By: Lisa Bartlett, OC Board of Supervisors
On Tuesday, July 21st, the Board of Supervisors approved (3-2) the Health Care Agency’s recommendation to adjust Environmental Health Fees in order to provide more frequent and consistent restaurant inspections, as well as to more fairly distribute the fee schedule for other businesses that fall under the County’s Environmental Health inspection.
A number of services are subject to these inspections, including all food facilities, pools, body art businesses, and businesses that manage hazardous material and process solid waste. The focal point of the Board discussion revolved around increasing the restaurant fees to provide for additional inspections per year.

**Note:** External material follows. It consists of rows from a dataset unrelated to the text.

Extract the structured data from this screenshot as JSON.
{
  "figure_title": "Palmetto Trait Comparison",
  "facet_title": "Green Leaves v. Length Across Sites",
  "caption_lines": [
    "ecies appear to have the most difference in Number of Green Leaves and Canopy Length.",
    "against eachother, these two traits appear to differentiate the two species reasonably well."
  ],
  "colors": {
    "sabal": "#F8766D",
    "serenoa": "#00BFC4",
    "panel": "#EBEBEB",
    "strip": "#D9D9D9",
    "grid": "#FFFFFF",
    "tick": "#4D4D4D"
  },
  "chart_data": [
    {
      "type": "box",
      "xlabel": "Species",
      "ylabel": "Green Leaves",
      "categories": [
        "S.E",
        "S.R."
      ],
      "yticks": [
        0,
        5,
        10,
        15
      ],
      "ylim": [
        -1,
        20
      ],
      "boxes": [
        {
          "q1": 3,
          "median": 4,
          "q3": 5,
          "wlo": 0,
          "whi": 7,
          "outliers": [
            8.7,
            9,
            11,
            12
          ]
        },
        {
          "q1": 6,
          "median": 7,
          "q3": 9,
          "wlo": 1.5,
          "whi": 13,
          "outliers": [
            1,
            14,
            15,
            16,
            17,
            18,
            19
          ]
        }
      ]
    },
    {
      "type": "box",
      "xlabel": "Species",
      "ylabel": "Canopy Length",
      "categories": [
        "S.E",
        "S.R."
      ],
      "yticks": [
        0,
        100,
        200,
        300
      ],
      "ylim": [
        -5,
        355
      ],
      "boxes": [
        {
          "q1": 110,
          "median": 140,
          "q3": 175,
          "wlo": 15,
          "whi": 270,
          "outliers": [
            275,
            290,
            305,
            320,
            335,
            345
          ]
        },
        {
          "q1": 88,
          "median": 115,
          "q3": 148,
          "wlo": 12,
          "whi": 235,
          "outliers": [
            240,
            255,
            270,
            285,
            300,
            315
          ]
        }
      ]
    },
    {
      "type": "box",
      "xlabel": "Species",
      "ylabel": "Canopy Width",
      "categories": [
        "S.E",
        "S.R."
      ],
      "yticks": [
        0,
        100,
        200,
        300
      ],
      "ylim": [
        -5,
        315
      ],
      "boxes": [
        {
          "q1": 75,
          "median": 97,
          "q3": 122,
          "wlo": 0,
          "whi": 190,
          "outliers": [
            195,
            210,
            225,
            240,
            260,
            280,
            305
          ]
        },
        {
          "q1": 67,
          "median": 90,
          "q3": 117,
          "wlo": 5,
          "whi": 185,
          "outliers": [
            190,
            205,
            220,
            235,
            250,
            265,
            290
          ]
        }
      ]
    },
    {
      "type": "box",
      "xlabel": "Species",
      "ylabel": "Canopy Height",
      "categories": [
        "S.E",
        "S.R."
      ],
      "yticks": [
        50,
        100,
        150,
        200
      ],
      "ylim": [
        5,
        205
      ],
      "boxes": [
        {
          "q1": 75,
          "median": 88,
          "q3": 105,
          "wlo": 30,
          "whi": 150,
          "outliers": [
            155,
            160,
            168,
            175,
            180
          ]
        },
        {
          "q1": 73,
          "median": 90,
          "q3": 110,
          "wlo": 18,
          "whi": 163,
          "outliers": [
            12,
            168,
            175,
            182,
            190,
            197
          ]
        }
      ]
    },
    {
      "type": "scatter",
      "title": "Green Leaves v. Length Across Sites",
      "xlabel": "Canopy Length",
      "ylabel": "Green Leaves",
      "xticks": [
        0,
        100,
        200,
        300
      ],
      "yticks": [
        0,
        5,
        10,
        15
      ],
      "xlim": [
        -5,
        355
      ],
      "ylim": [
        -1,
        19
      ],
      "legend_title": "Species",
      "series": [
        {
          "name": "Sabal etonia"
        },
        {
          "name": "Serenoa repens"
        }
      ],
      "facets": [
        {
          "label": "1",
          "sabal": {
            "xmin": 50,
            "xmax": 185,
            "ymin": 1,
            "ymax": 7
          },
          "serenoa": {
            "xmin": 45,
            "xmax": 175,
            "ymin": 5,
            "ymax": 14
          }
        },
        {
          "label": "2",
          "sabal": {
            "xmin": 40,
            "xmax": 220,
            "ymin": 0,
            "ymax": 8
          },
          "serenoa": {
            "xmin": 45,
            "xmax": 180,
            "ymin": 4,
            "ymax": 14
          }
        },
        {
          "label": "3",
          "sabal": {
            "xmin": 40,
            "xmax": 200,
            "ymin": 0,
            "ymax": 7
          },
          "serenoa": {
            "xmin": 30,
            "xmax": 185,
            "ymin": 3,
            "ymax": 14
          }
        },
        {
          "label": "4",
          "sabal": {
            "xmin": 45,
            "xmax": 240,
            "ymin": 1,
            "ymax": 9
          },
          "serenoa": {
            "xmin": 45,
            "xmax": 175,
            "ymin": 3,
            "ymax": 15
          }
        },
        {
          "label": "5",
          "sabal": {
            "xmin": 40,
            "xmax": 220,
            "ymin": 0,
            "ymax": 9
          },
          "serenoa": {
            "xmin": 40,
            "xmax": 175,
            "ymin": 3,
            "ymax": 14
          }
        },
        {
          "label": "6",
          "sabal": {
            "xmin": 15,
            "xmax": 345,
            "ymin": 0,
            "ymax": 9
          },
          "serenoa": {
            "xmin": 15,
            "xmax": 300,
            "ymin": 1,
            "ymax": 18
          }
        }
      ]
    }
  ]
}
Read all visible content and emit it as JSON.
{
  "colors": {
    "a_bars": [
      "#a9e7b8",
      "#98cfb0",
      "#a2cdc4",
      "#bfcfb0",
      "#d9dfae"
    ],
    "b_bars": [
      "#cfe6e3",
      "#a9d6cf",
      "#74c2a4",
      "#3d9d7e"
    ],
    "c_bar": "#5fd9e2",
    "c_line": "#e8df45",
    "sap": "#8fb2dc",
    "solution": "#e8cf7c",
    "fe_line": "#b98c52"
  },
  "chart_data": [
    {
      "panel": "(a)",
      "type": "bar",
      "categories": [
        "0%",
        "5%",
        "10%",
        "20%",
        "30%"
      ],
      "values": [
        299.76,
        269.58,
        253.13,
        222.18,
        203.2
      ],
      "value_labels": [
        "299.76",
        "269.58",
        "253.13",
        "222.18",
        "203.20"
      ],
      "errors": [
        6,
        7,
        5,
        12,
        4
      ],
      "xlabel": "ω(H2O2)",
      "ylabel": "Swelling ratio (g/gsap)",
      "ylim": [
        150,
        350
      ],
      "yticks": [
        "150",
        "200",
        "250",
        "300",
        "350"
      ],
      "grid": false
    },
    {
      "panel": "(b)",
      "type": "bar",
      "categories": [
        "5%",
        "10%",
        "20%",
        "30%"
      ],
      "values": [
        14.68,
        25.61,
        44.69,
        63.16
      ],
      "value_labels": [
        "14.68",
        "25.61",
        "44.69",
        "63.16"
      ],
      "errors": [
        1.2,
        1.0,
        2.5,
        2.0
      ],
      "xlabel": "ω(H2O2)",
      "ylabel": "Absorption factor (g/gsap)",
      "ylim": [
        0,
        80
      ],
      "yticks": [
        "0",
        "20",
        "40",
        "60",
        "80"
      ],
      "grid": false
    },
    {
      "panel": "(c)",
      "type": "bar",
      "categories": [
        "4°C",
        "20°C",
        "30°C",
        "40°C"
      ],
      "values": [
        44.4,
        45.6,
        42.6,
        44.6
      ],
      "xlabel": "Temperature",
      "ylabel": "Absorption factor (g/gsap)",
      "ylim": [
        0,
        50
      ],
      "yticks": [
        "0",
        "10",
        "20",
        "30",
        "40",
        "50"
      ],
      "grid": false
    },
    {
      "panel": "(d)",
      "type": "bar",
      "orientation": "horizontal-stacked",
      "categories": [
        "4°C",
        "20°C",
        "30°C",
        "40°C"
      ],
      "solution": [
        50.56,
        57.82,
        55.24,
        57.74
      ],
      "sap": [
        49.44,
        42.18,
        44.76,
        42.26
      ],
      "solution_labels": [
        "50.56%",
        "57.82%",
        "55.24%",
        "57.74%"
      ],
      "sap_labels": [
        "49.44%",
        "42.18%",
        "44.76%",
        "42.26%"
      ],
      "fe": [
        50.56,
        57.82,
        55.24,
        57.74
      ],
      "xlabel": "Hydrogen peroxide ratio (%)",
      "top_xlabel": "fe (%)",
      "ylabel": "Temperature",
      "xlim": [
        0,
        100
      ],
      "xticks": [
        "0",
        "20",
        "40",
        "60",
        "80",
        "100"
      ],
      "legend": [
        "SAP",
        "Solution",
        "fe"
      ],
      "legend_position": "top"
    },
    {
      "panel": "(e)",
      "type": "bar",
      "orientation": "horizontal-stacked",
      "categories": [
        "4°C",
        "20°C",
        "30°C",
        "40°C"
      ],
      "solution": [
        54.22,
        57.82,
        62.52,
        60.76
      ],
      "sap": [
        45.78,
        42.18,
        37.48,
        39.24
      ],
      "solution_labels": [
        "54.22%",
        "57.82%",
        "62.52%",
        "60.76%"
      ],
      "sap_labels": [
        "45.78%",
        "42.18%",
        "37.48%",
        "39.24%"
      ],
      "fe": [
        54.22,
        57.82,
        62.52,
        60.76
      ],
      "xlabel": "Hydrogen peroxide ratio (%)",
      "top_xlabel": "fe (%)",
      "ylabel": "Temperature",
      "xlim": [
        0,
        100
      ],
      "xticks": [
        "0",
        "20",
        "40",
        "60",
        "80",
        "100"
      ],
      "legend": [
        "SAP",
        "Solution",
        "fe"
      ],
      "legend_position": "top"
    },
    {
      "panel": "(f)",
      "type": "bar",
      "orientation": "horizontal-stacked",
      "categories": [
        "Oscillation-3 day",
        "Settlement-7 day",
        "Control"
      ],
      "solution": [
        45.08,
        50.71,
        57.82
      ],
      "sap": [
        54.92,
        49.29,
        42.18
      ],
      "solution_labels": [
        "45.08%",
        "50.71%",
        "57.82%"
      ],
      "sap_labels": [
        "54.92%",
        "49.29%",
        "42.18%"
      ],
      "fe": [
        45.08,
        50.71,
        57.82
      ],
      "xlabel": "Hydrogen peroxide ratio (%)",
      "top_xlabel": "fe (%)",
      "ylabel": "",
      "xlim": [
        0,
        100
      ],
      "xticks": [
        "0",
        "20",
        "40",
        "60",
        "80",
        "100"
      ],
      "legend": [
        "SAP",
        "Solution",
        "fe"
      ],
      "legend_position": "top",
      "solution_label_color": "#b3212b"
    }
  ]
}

Since January of 2015, the Health Care Agency has averaged 1.6 inspections of complex food facilities per year, falling short of the FDA recommendation of 3 per year. Research has shown a correlation between the decreased number of inspections, and an increase in major violations and noncompliance. The environmental health fees have not been adjusted since 2008, and the department has scaled back operations to meet their budget. Environmental health involves the prevention of hazardous materials from contaminating ground water and other water sources and public swimming pools, in addition to protecting bathers from public health risks and ensuring that drowning prevention equipment is in place. The Health Care Agency staff recommended a 5.47%, 6.11%, and 4.05% increase of environmental health fees over the next three years, respectively, to meet FDA recommendations. My support for the fee adjustment stems from my concern to safeguard public health.
In addition, both the Food Safety Advisory Council, as well as restauranteurs ranging from corporate to individual ownership, supported this increase. Additional inspections will serve as an educational tool for business owners to ensure their compliance with the law and provide quality service to their customers.
The second major discussion of this item revolved around the restaurant public notification system. Although the Board was asked to consider adopting a letter grading system, the majority voted to maintain the current placard system.
Research has been conducted to evaluate the effectiveness of both systems, and neither have shown to be more successful than the other. In fact, many of the neighboring counties who operate under the grading method have run into substantive issues. For instance, an “A” grade in Los Angeles may pass for a “B” in San Diego, as there is no consistent point scale across the counties. Further, restaurants with a major violation (improper cooling temperatures, rodents, etc) may still qualify for an “A” under some point systems.
Until a more unified grading system has been established, I decided, along with the majority of the Board, to maintain the current system of Pass, Pass/Reinspection Due, and Closure placards.
The Health Care Agency strives to protect the public to the best of their ability; therefore, transparency is a priority. Anyone can ask an establishment for their inspection report, as well as access the information online at ocfood.com. There is also a new iPhone and Android App which allows access to all inspection reports and lists nearby restaurants based on current location. The app is available through the ocfood.com website.